Insolite : une grenouille sans poumon

Lors d'une expédition sur l'île de Bornéo en Indonésie, trois biologistes de Singapour et de Java ont confirmé l'existence d'une espèce de grenouille dépourvue de poumon. Récit d'une redécouverte.

Par Viviane Thivent, le 23/05/2008

Un dahu aquatique

Barbourula kalimantanensis

« Honnêtement, j'étais vraiment persuadé qu'il s'agissait d'une légende… », avoue le redécouvreur de la grenouille sans poumon. David Bickford, de l'Université de Singapour, poursuit : « Du coup, quand je suis tombé sur ces grenouilles aquatiques, j'en ai immédiatement attrapé une et je l'ai disséqué, là, sur le terrain, en plein milieu de la jungle de Bornéo. » Le tout pour se rendre à cette évidence : dans les entrailles de cet amphibien, en lieu et place des poumons, il n'y a rien. Pas la moindre trace d'un organe pulmonaire. Loin d'être anecdotique, cette trouvaille clôt une quête lancée il y a 30 ans par Djoko Iskandar, un collègue de David Bickford.

Le Kalimanta, sur l'île de Bornéo

En 1978, le zoologiste indonésien trouve sur l'île de Bornéo, dans la région du Kalimantan, une grenouille molle, brune, plate et dépourvue de poumon. Il la baptise Barbourula kalimantanensis. En 1995, un nouvel individu est découvert, puis plus rien. Jusqu'à l'été dernier, en août 2007, où Djoko Iskandar et David Bickford observent, non pas un spécimen, mais deux populations entières de Barbourula kalimantanensis. De quoi confirmer l'existence de l'espèce et observer – enfin – le comportement de ces grenouilles en milieu naturel. Des résultats qui ont fait l'objet d'une publication dans la revue Current Biology en mai 2008.

Une adaptation à l'eau vive

Dissections de grenouilles pourvues, ou non, de poumons...

Les spécimens de B. kalimentanensis ont été découverts au fond de rapides drainant une eau aussi froide (14-16°C) que vive. De fait, elles évoluent dans un milieu bien oxygéné. Si oxygéné même que, d'après des études préliminaires, elles absorberaient tout l'oxygène nécessaire à leur survie par la peau. « Ce mode de respiration semble suffire car elles ont un métabolisme très bas », commente David Bickford. Mais de là à expliquer une disparition totale des poumons... Les chercheurs font alors l'hypothèse suivante : posséder un sac rempli d'air dans le corps quand on vit sous l'eau pourrait être très désavantageux d'un point de vue évolutif.

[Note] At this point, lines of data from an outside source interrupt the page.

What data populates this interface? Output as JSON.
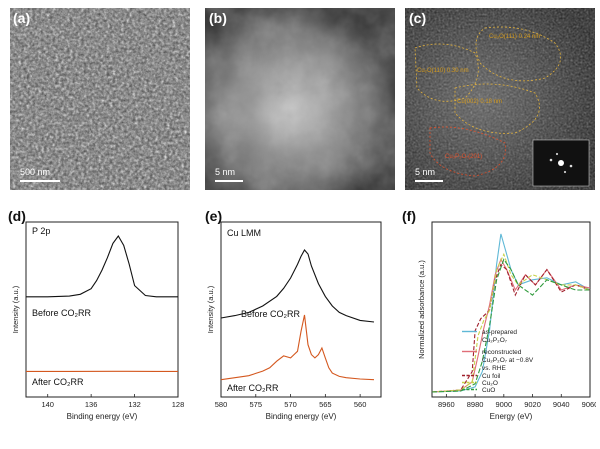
{
  "panels": {
    "a": {
      "label": "(a)",
      "scale": "500 nm"
    },
    "b": {
      "label": "(b)",
      "scale": "5 nm"
    },
    "c": {
      "label": "(c)",
      "scale": "5 nm",
      "annotations": [
        "Cu₃O(111) 0.24 nm",
        "Cu₂O(110) 0.30 nm",
        "Cu(002) 0.18 nm",
        "Cu₃P₂O₇(201)"
      ]
    },
    "d": {
      "label": "(d)",
      "title": "P 2p",
      "ylabel": "Intensity (a.u.)",
      "xlabel": "Binding energy (eV)",
      "ticks": [
        "140",
        "136",
        "132",
        "128"
      ],
      "before": "Before CO₂RR",
      "after": "After CO₂RR"
    },
    "e": {
      "label": "(e)",
      "title": "Cu LMM",
      "ylabel": "Intensity (a.u.)",
      "xlabel": "Binding energy (eV)",
      "ticks": [
        "580",
        "575",
        "570",
        "565",
        "560"
      ],
      "before": "Before CO₂RR",
      "after": "After CO₂RR"
    },
    "f": {
      "label": "(f)",
      "ylabel": "Normalized adsorbance (a.u.)",
      "xlabel": "Energy (eV)",
      "ticks": [
        "8960",
        "8980",
        "9000",
        "9020",
        "9040",
        "9060"
      ],
      "legend": [
        "as-prepared",
        "Cu₂P₂O₇",
        "reconstructed",
        "Cu₂P₂O₇ at −0.8V",
        "vs. RHE",
        "Cu foil",
        "Cu₂O",
        "CuO"
      ]
    }
  },
  "chart_data": [
    {
      "type": "line",
      "title": "P 2p",
      "xlabel": "Binding energy (eV)",
      "ylabel": "Intensity (a.u.)",
      "xlim": [
        142,
        128
      ],
      "x_reversed": true,
      "series": [
        {
          "name": "Before CO₂RR",
          "color": "#111111",
          "x": [
            142,
            140,
            138,
            137,
            136,
            135.5,
            135,
            134.5,
            134,
            133.5,
            133,
            132.5,
            132,
            131,
            130,
            128
          ],
          "y": [
            0.02,
            0.02,
            0.03,
            0.06,
            0.15,
            0.28,
            0.45,
            0.65,
            0.88,
            1.0,
            0.85,
            0.55,
            0.2,
            0.04,
            0.02,
            0.02
          ]
        },
        {
          "name": "After CO₂RR",
          "color": "#d4581f",
          "x": [
            142,
            138,
            134,
            130,
            128
          ],
          "y": [
            0.02,
            0.02,
            0.025,
            0.02,
            0.02
          ]
        }
      ]
    },
    {
      "type": "line",
      "title": "Cu LMM",
      "xlabel": "Binding energy (eV)",
      "ylabel": "Intensity (a.u.)",
      "xlim": [
        580,
        557
      ],
      "x_reversed": true,
      "series": [
        {
          "name": "Before CO₂RR",
          "color": "#111111",
          "x": [
            580,
            578,
            576,
            574,
            572,
            571,
            570,
            569,
            568.5,
            568,
            567.5,
            567,
            566,
            565,
            564,
            563,
            562,
            560,
            558
          ],
          "y": [
            0.05,
            0.08,
            0.12,
            0.2,
            0.32,
            0.42,
            0.55,
            0.72,
            0.82,
            0.9,
            0.85,
            0.7,
            0.48,
            0.32,
            0.2,
            0.12,
            0.08,
            0.02,
            0.0
          ]
        },
        {
          "name": "After CO₂RR",
          "color": "#d4581f",
          "x": [
            580,
            578,
            576,
            574,
            573,
            572,
            571,
            570,
            569.5,
            569,
            568.5,
            568,
            567.5,
            567,
            566.5,
            566,
            565.5,
            565,
            564.5,
            564,
            563,
            562,
            560,
            558
          ],
          "y": [
            0.02,
            0.05,
            0.08,
            0.15,
            0.2,
            0.3,
            0.38,
            0.35,
            0.4,
            0.45,
            0.75,
            1.0,
            0.55,
            0.4,
            0.35,
            0.4,
            0.5,
            0.35,
            0.2,
            0.12,
            0.07,
            0.05,
            0.03,
            0.02
          ]
        }
      ]
    },
    {
      "type": "line",
      "title": "",
      "xlabel": "Energy (eV)",
      "ylabel": "Normalized adsorbance (a.u.)",
      "xlim": [
        8950,
        9060
      ],
      "series": [
        {
          "name": "as-prepared Cu₂P₂O₇",
          "color": "#5fb8d6",
          "dash": "",
          "x": [
            8950,
            8970,
            8980,
            8985,
            8990,
            8995,
            8998,
            9000,
            9005,
            9010,
            9020,
            9030,
            9040,
            9050,
            9060
          ],
          "y": [
            0.0,
            0.01,
            0.05,
            0.2,
            0.6,
            1.25,
            1.55,
            1.45,
            1.2,
            1.05,
            1.1,
            1.12,
            1.05,
            1.08,
            1.0
          ]
        },
        {
          "name": "reconstructed Cu₂P₂O₇ at −0.8V vs. RHE",
          "color": "#e06e78",
          "dash": "",
          "x": [
            8950,
            8970,
            8978,
            8982,
            8986,
            8990,
            8994,
            8998,
            9002,
            9008,
            9015,
            9022,
            9030,
            9040,
            9050,
            9060
          ],
          "y": [
            0.0,
            0.02,
            0.1,
            0.35,
            0.62,
            0.85,
            1.15,
            1.3,
            1.2,
            1.0,
            1.15,
            1.05,
            1.2,
            1.0,
            1.05,
            1.02
          ]
        },
        {
          "name": "Cu foil",
          "color": "#a0202c",
          "dash": "4,2",
          "x": [
            8950,
            8970,
            8978,
            8980,
            8984,
            8990,
            8994,
            8998,
            9002,
            9008,
            9015,
            9022,
            9030,
            9040,
            9050,
            9060
          ],
          "y": [
            0.0,
            0.02,
            0.2,
            0.6,
            0.72,
            0.8,
            1.1,
            1.25,
            1.2,
            0.95,
            1.15,
            1.05,
            1.2,
            0.98,
            1.05,
            1.0
          ]
        },
        {
          "name": "Cu₂O",
          "color": "#c7d24a",
          "dash": "4,2",
          "x": [
            8950,
            8970,
            8978,
            8982,
            8986,
            8990,
            8995,
            9000,
            9005,
            9010,
            9020,
            9030,
            9040,
            9050,
            9060
          ],
          "y": [
            0.0,
            0.02,
            0.1,
            0.55,
            0.7,
            0.8,
            1.2,
            1.35,
            1.15,
            1.05,
            1.15,
            1.1,
            1.05,
            1.05,
            1.0
          ]
        },
        {
          "name": "CuO",
          "color": "#2f9a3c",
          "dash": "5,2",
          "x": [
            8950,
            8970,
            8980,
            8985,
            8990,
            8995,
            9000,
            9005,
            9010,
            9020,
            9030,
            9040,
            9050,
            9060
          ],
          "y": [
            0.0,
            0.01,
            0.08,
            0.3,
            0.65,
            1.1,
            1.3,
            1.2,
            1.05,
            0.95,
            1.1,
            1.05,
            1.0,
            1.0
          ]
        }
      ]
    }
  ]
}
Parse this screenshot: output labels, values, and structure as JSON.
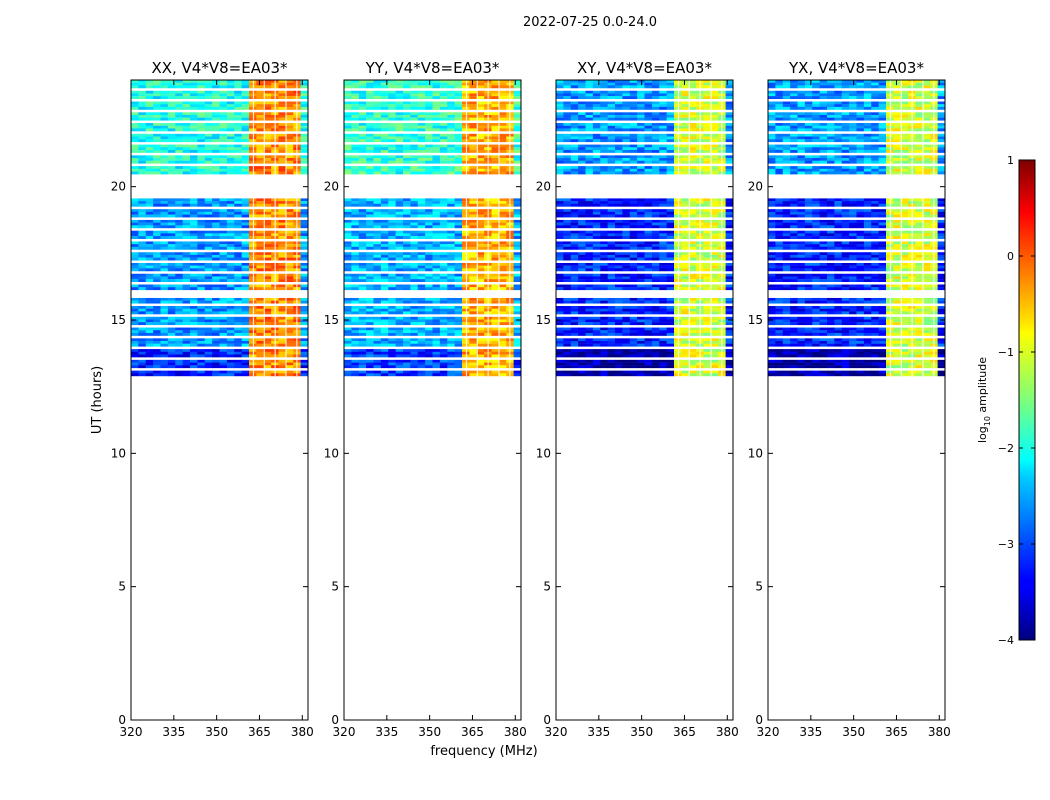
{
  "chart_data": {
    "type": "heatmap",
    "suptitle": "2022-07-25 0.0-24.0",
    "xlabel": "frequency (MHz)",
    "ylabel": "UT (hours)",
    "xlim": [
      320,
      382
    ],
    "ylim": [
      0,
      24
    ],
    "x_ticks": [
      320,
      335,
      350,
      365,
      380
    ],
    "y_ticks": [
      0,
      5,
      10,
      15,
      20
    ],
    "colorbar": {
      "label_main": "log",
      "label_sub": "10",
      "label_rest": " amplitude",
      "range": [
        -4,
        1
      ],
      "ticks": [
        1,
        0,
        -1,
        -2,
        -3,
        -4
      ],
      "tick_labels": [
        "1",
        "0",
        "−1",
        "−2",
        "−3",
        "−4"
      ]
    },
    "data_time_range": [
      12.9,
      24.0
    ],
    "gaps": [
      [
        19.6,
        20.35
      ],
      [
        15.85,
        16.1
      ],
      [
        13.7,
        13.75
      ],
      [
        13.1,
        13.15
      ]
    ],
    "rfi_band": [
      361,
      380
    ],
    "panels": [
      {
        "title": "XX, V4*V8=EA03*",
        "base_level": -2.6,
        "rfi_level": -0.3
      },
      {
        "title": "YY, V4*V8=EA03*",
        "base_level": -2.5,
        "rfi_level": -0.5
      },
      {
        "title": "XY, V4*V8=EA03*",
        "base_level": -3.2,
        "rfi_level": -1.1
      },
      {
        "title": "YX, V4*V8=EA03*",
        "base_level": -3.2,
        "rfi_level": -1.1
      }
    ]
  }
}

Résultat : au cours du temps, les grenouilles ayant des poumons plus petits aurait mieux survécu que les autres ; de fil en aiguille, ce scénario aurait conduit à une régression totale des poumons et « à l'émergence d'une grenouille hautement adaptée à son environnement. Cette idée ne tient néanmoins que si cette espèce a subi de très fortes pressions de sélection. »

Une évolution à contre-courant

La carte d'identité de la grenouille sans poumon

Quoi qu'il en soit, la disparition des poumons constitue, en elle-même, un petit demi-tour évolutif non dénué d'intérêt. Car, dans l'histoire de l'évolution, c'est en partie grâce à l'apparition de la respiration pulmonaire que les tétrapodes* – amphibiens en tête – sont parvenus à conquérir la terre ferme. Cette régression, aussi curieuse que rarissime, n'a été pour l'heure observée que chez les seuls amphibiens - deux familles de salamandres et une espèce de gymnophiones. B. kalimentanensis est l'unique grenouille présentant cette adaptation. « Il semble très probable que ces régressions pulmonaires soient apparues de façon indépendante chez les salamandres, les grenouilles et les gymnophiones. Ceci laisse à penser que les poumons pourraient être un trait malléable chez les amphibiens ».

* Tétrapodes : tous les vertébrés à l'exception des poissons.

Sans poumon et sans avenir ?

Une grenouille qui respirerait par la peau.

Mais pour confirmer toutes ces théories, encore faudrait-il avoir le temps d'étudier les pressions de sélection qui ont mené à la disparition des poumons chez B. kalimentanensis. A peine découverte, la grenouille que les chercheurs présentent comme « aussi jolie qu'un bulldog » est d'ores et déjà menacée d'extinction. La faute à l'installation sauvage de mines d'or au cœur de Bornéo. Ces exploitations illégales changent l'eau claire des rivières en une sorte de soupe chaude, turbide et donc faiblement oxygénée. Une modification à laquelle B. kalimentanensis a, selon les chercheurs, peu de chances de survivre.